Other species may still be numbered correctly and the chain type recognised but the species be incorrect. e.g. llama VHH.


* IMGT     - has 128 possible positions for *all* antigen receptor types. These are supposed to be structurally equivalent.
            In theory these are supposed to account for all possible positions. However, insertions are possible especially
            at CDR3. ANARCI gives the insertion codes as letters. Insertions at CDR3 are placed symmetrically about imgt
            positions 111 and 112. e.g. 111-ABCD DCBA-112. 
            
* Kabat    - is defined for heavy and light chain antibody chains only (in ANARCI). Positions in the two chain types are not
            equivalent. Insertions occur at specific positions and can occur in both the framework and the CDRs. They are
            annotated from A->Z. e.g 100ABCDEFGH 101.       

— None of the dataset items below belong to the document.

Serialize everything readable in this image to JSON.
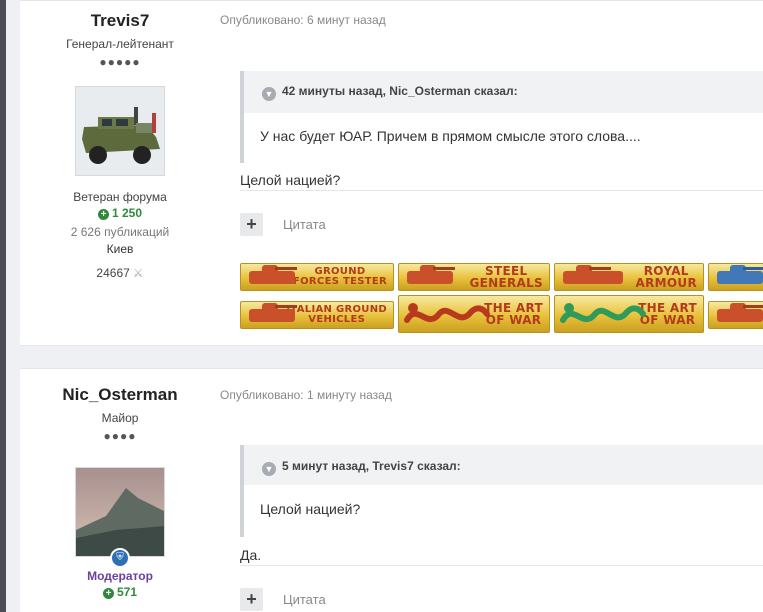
{
  "colors": {
    "moderator": "#6a3fa0",
    "reputation": "#2f8a3a",
    "badge_gold": "#e8c13b"
  },
  "posts": [
    {
      "author": "Trevis7",
      "rank": "Генерал-лейтенант",
      "pips": "●●●●●",
      "group": "Ветеран форума",
      "reputation": "1 250",
      "posts_count": "2 626 публикаций",
      "location": "Киев",
      "points": "24667",
      "published": "Опубликовано: 6 минут назад",
      "quote_header": "42 минуты назад, Nic_Osterman сказал:",
      "quote_text": "У нас будет ЮАР. Причем в прямом смысле этого слова....",
      "reply_text": "Целой нацией?",
      "cite_label": "Цитата",
      "badges": [
        {
          "text": "GROUND\nFORCES TESTER",
          "icon": "tank-icon"
        },
        {
          "text": "STEEL\nGENERALS",
          "icon": "tank-icon"
        },
        {
          "text": "ROYAL\nARMOUR",
          "icon": "tank-icon"
        },
        {
          "text": "",
          "icon": "tank-icon"
        },
        {
          "text": "ITALIAN GROUND\nVEHICLES",
          "icon": "tank-icon"
        },
        {
          "text": "THE ART\nOF WAR",
          "icon": "dragon-icon"
        },
        {
          "text": "THE ART\nOF WAR",
          "icon": "dragon-icon"
        },
        {
          "text": "",
          "icon": "tank-icon"
        }
      ]
    },
    {
      "author": "Nic_Osterman",
      "rank": "Майор",
      "pips": "●●●●",
      "group": "Модератор",
      "reputation": "571",
      "published": "Опубликовано: 1 минуту назад",
      "quote_header": "5 минут назад, Trevis7 сказал:",
      "quote_text": "Целой нацией?",
      "reply_text": "Да.",
      "cite_label": "Цитата"
    }
  ]
}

* Chothia  - is defined for heavy and light chain antibody chains only (in ANARCI). Numbering in the two chain types are not
            equivalent. Insertions occur at specific positions and can occur in both the framework and the CDRs. They are
            annotated from A->Z. e.g 100ABCDEFGH 101. It differs to the Kabat scheme by the position it places the insertions
            at CDRH1.   

* Martin   - is defined for heavy and light chain antibody chains only. Numbering in the two chain types are not equivalent. 
            Insertions occur at specific positions and can occur in both the framework and the CDRs. They are annotated from
            A->Z. e.g 100ABCDEFGH 101. It differs to the Chothia scheme by the position it places the certain insertions in
            the framework. It is also referred to as the enhanced Chothia scheme.

* AHo      - has 149 possible for *all* antigen receptor types. These are supposed to be structurally equivalent. The AHo
            scheme's large number of positions is supposed to account for all possible positions without the need for 
            specifying insertion positions. In ANARCI, extra residues in the framework may be represented by insertions
            although these are unlikely to occur in natural sequences.

* Wolfguy  - is defined for heavy and light antibody chains. Numbering in the two chain types are not equivalent. Different 
            regions of the domain are denoted by a range of numbers. Many possible positions in the CDRs mean that insertion
            codes are not required. In ANARCI, extra residues in the framework may be represented by insertions
            although these are unlikely to occur in natural sequences. The CDRs are numbered in an 'up' and 'down' direction.
            The annotations of CDRL1 is defined according to the canonical structure. In ANARCI this is recognised by taking
            a sequence similarity to hard coded sequence motifs for different lengths.